Paaseitjes · 25/10/2025 10:58

That's horrendous. Honestly the more I hear about giving birth in the NHS, the more barbaric it sounds. My parents can't understand why we say we won't be coming back unless we're paid enough for gold plated health insurance and even then probably not. To make you more jealous, pelvic physio is default here too. Our breast feeding rates aren't great though and the insurance doesn't cover a lactation consultant.

It is crap but it’s not as poor as America. At least we don’t have to pay for our obstetric violence.

RedRobyn24 · 25/10/2025 11:01

Sorry, I should say pay extra* because of course we do pay for the NHS

Paaseitjes · 25/10/2025 14:12

ThisTaupeZebra · 24/10/2025 10:30

"You don't need to decide until the day. 12h in I most definitely changed my mind back! Off we went to the midwife unit to try out the birth pool (the midwife phones up, reserves you a room, and tells them to fill the pool and put the whale music on) Three hours later I was sick of whale music and they wheeled me over the hall to the hospital proper for an epidural."

So in the UK you are very much pushed towards 'choosing' midwife-led unit or 'consultant-led unit' depending on whether you are 'high' or 'low' risk, and there is the option of homebirth. Transfer from the midwife-led unit to the consultant-led unit is deeply taboo.

Pregnant women made decisions on how low the transfer rates between units were at their local hospitals, and low transfer rates are used symbolically to suggest that the 'cascade of intervention' was being avoided. There was no attention given to the women who were having evidence-based medicine withheld from them because they were in labour.

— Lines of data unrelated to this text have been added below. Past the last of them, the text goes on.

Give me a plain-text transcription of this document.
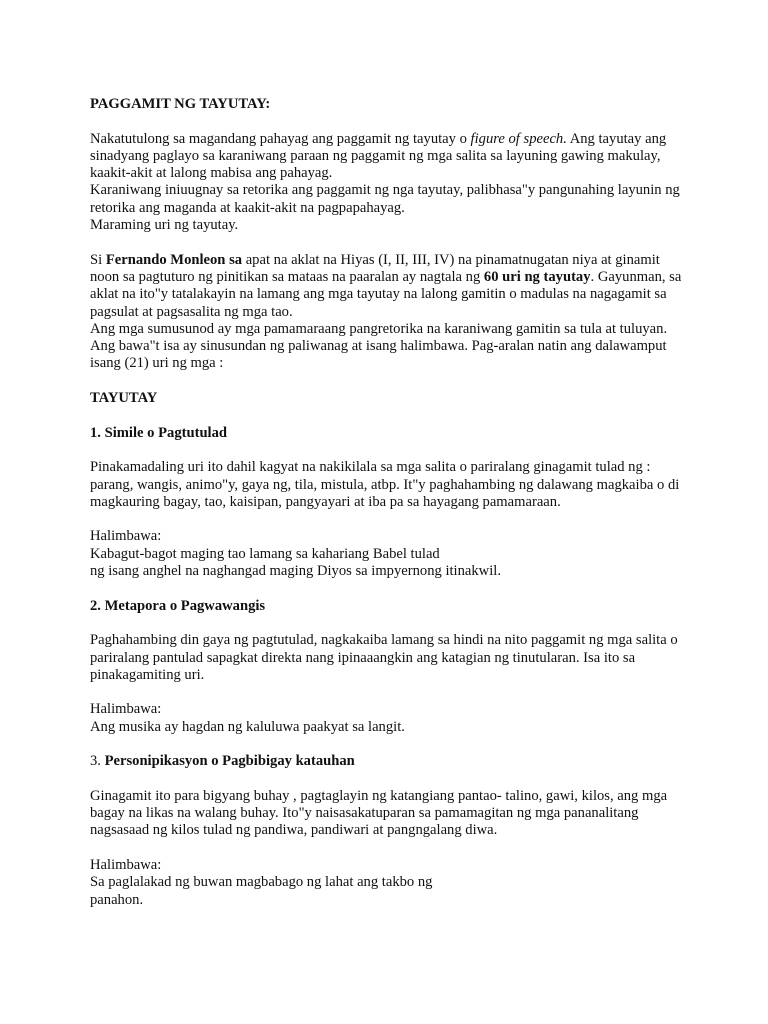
PAGGAMIT NG TAYUTAY:

Nakatutulong sa magandang pahayag ang paggamit ng tayutay o figure of speech. Ang tayutay ang

sinadyang paglayo sa karaniwang paraan ng paggamit ng mga salita sa layuning gawing makulay,

kaakit-akit at lalong mabisa ang pahayag.

Karaniwang iniuugnay sa retorika ang paggamit ng nga tayutay, palibhasa"y pangunahing layunin ng

retorika ang maganda at kaakit-akit na pagpapahayag.

Maraming uri ng tayutay.

Si Fernando Monleon sa apat na aklat na Hiyas (I, II, III, IV) na pinamatnugatan niya at ginamit

noon sa pagtuturo ng pinitikan sa mataas na paaralan ay nagtala ng 60 uri ng tayutay. Gayunman, sa

aklat na ito"y tatalakayin na lamang ang mga tayutay na lalong gamitin o madulas na nagagamit sa

pagsulat at pagsasalita ng mga tao.

Ang mga sumusunod ay mga pamamaraang pangretorika na karaniwang gamitin sa tula at tuluyan.

Ang bawa"t isa ay sinusundan ng paliwanag at isang halimbawa. Pag-aralan natin ang dalawamput

isang (21) uri ng mga :

TAYUTAY

1. Simile o Pagtutulad

Pinakamadaling uri ito dahil kagyat na nakikilala sa mga salita o pariralang ginagamit tulad ng :

parang, wangis, animo"y, gaya ng, tila, mistula, atbp. It"y paghahambing ng dalawang magkaiba o di

magkauring bagay, tao, kaisipan, pangyayari at iba pa sa hayagang pamamaraan.

Halimbawa:

Kabagut-bagot maging tao lamang sa kahariang Babel tulad

ng isang anghel na naghangad maging Diyos sa impyernong itinakwil.

2. Metapora o Pagwawangis

Paghahambing din gaya ng pagtutulad, nagkakaiba lamang sa hindi na nito paggamit ng mga salita o

pariralang pantulad sapagkat direkta nang ipinaaangkin ang katagian ng tinutularan. Isa ito sa

pinakagamiting uri.

Halimbawa:

Ang musika ay hagdan ng kaluluwa paakyat sa langit.

3. Personipikasyon o Pagbibigay katauhan

Ginagamit ito para bigyang buhay , pagtaglayin ng katangiang pantao- talino, gawi, kilos, ang mga

bagay na likas na walang buhay. Ito"y naisasakatuparan sa pamamagitan ng mga pananalitang

nagsasaad ng kilos tulad ng pandiwa, pandiwari at pangngalang diwa.

Halimbawa:

Sa paglalakad ng buwan magbabago ng lahat ang takbo ng

panahon.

When I went to visit the 'midwife-led unit' weeks before giving birth I was told "this is not a half way house for people on the way to the labour ward. It is for women for whom there is no need for medical intervention". I was told this again when I turned up there, (because I had to, because I had chosen it and been registered there, not the consultant-led unit) with a number of symptoms I now understand were red flags. I was denied pain relief and sneered at for eventually having to be transferred and asking about epidural during the transfer. I was treated as though I had 'let them down'. TBF, at the time, transfers between one unit to another were recorded in Government statistics, and higher rates of transfers were considered 'bad'. This was a stat they were going to have to mop up elsewhere. This was 2018, before the various scandals broke that have led to the removal of the idea of a 'max c-section rate'.

It's crazy because this doesn't even save money. It will mean more women choose for hospital just in case and cause more chronic issues afterwards due to poorly managed births. I'd have probably ended up with an expensive c- section if an epidural hadn't been easily available due to exhaustion.

RedRobyn24 · 25/10/2025 14:15

Paaseitjes · 25/10/2025 14:12

It's crazy because this doesn't even save money. It will mean more women choose for hospital just in case and cause more chronic issues afterwards due to poorly managed births. I'd have probably ended up with an expensive c- section if an epidural hadn't been easily available due to exhaustion.

Also most women who have a c section opt for a c section with subsequent pregnancies. More money.

it’s significantly cheaper to hire 2 midwives to watch and observe - hands off - at a home birth then it is to pump all these women full of drugs and cut their babies out of them. Not to mention the absolute trauma of forceps which is wildly popular, is anyone talking about the damage those do to our babies?